Oggi vado dalla prof per farmi firmare i documenti della testi e che mi dice? ripassi la prossima settimana, tanto abbiamo tempo fino al 20. Non la sopporto più! Non mi piace il suo modo di fare! Certo che abbiamo tempo fino al 20, ma il 20 è l'ultimo giorno utile e io non voglio ridurmi all'ultimo giorno perchè se qualcosa va storto (metti che sto male o lei sta male e non può venire) io non mi laureo più a febbraio e devo ripagare le tasse e proprio non ho voglia di ripagare 1,000 euro di tasse perchè ho a che fare con un'insopportabile pignola, il paradosso è che l'ho scelta io, ma non mi rendevo conto a cosa andavo incontro. Dopo per riprendermi sono andata a spasso, proprio perchè la rabbia era troppa e avevo bisogno di farla passare. Sono andata alle poste, quelle del porto che sono le più efficienti e quelle in cui c'è il personale migliore della mia città, per alcune commissini, poi pranzo da Rosa, dato la nuova dieta ho preso la zuppa di verdure e orzo, non male, ma un po' triste a confronto di quei bellissimi piatti di riso al pesce! Poi ciliegina sulla torta sono andata da Feltrinelli e mi sono comprata un libro piccolo di Doris Lessing intitolato "le prigioni che abbiamo dentro". Ero tentata tra il libro che ho preso ed Damian di Hesse, poi ho preferito il primo perchè era cortissimo e perchè il secondo lo posso leggere con calma quando voglio. Ho iniziato a leggere questo libricino, bellissimo, lo voglio finire entro stasera o max domani. In questa giornata buia questo libro mi ha tirato su, mi ha rimesso l'allegria. Il mio pensiero e sostegno oggi va principalemente ad un'amica lontana ( solo materialmente) che aveva in programma un incontro importante. In più da ieri ho un contatto in più su msn, e sono proprio contenta per questo!

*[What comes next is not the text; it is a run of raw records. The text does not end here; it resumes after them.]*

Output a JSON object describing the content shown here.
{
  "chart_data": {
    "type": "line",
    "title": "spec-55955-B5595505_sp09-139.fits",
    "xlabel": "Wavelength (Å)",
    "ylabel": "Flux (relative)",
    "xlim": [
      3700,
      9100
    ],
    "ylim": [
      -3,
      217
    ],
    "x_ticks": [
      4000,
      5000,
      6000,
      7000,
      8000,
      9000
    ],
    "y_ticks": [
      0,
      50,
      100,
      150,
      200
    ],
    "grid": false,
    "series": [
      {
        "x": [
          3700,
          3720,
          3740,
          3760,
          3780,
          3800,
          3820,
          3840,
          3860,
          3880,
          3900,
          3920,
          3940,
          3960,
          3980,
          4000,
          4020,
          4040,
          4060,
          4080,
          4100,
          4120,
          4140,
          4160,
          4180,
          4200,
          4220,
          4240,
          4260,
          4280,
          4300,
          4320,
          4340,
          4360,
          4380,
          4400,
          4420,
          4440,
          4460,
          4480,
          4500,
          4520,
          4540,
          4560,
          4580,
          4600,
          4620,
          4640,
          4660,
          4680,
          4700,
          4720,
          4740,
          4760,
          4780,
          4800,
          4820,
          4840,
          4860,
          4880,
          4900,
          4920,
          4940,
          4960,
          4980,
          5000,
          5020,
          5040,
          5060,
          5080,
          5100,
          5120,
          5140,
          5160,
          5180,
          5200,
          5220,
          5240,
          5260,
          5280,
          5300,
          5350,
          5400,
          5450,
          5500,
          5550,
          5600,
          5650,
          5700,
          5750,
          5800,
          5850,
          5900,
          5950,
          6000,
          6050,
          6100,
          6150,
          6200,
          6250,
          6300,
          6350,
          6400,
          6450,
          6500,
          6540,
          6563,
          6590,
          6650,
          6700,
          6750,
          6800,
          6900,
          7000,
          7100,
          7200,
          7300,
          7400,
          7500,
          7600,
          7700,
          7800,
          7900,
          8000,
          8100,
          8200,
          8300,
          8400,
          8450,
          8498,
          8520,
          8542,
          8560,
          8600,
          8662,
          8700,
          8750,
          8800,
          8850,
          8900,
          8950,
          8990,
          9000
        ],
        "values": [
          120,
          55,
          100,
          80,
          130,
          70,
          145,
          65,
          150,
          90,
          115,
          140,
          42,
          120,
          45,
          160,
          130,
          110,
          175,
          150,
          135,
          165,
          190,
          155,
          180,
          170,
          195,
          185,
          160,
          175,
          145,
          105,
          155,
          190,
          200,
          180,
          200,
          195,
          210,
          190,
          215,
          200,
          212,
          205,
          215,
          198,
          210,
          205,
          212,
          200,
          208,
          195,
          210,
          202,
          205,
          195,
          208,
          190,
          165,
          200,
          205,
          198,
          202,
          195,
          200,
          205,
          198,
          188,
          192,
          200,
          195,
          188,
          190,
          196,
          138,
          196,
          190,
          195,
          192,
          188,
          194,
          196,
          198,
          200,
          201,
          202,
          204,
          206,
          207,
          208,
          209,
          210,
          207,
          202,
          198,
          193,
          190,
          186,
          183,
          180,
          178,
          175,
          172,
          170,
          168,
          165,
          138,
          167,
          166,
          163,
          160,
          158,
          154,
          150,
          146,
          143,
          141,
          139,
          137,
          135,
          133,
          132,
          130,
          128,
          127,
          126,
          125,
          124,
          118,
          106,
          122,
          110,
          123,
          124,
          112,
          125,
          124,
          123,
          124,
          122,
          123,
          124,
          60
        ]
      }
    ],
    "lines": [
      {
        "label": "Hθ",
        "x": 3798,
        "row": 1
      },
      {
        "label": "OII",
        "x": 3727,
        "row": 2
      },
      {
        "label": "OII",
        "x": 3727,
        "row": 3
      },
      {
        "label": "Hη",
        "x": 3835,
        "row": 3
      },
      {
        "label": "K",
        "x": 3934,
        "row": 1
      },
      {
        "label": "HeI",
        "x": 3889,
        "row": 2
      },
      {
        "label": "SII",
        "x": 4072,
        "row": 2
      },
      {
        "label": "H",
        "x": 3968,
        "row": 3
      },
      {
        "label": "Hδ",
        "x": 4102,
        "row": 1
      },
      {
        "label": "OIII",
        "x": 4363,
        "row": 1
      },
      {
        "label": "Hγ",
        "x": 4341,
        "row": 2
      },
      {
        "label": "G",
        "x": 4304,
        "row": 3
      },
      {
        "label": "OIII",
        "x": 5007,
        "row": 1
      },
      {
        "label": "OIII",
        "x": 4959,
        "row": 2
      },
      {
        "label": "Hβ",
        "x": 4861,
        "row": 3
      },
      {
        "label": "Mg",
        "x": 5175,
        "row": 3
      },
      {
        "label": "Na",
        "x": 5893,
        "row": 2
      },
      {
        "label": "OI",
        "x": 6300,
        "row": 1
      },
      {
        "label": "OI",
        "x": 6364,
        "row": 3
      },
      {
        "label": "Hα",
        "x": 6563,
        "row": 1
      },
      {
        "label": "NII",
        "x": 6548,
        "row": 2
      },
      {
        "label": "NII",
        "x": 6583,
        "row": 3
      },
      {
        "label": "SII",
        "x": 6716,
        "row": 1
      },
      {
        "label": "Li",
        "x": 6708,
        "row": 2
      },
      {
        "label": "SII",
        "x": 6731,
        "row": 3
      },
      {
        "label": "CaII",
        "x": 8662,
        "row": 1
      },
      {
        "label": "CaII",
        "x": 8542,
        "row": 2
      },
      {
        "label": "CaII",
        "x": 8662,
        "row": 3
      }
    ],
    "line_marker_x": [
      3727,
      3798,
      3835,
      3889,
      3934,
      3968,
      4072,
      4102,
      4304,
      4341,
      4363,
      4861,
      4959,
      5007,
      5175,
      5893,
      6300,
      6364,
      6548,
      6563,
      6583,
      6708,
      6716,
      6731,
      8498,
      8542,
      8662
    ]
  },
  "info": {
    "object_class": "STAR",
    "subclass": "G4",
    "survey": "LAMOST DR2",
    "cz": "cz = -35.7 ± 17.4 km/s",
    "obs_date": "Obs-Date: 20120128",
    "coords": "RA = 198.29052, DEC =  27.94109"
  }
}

Film assoluttissimamente da andare a vedere. L'ho visto giovedì sera al cinema visto che il giovedì c'è lo sconto e le donne pagano solo 3 euro. La storia in breve. Un geometra (Luca Argentero) che aspira ad entrare nel grande giro dei costruttori edili si impegna a ristrutturare un casale di un ricco medico, conosciuto giocando a golf, ad un prezzo stracciato. Per rimanere nel budget opera una serie di scelte poco "sicure", come ad esempio non montare le impalcature per far salire gli operai sul tetto. Ed è così che un operaio (Hassani Shapi) cade dal tetto e viene portato all'ospedale. Essendosi fratturato le braccia e dovendo iniziare la settimana successiva un corso sulla cioccolata l'operaio ricatta il geometra(c 'è quindi l'inversione delle parti, dei ruoli, il geometra da ricattatore diventa ricattato): se non vuole essere denunciato dovrà prendere il suo posto al corso e conseguire l'attestato............il resto è da scoprire, tra equivoci, scambi di persona, amori, bugie e verità.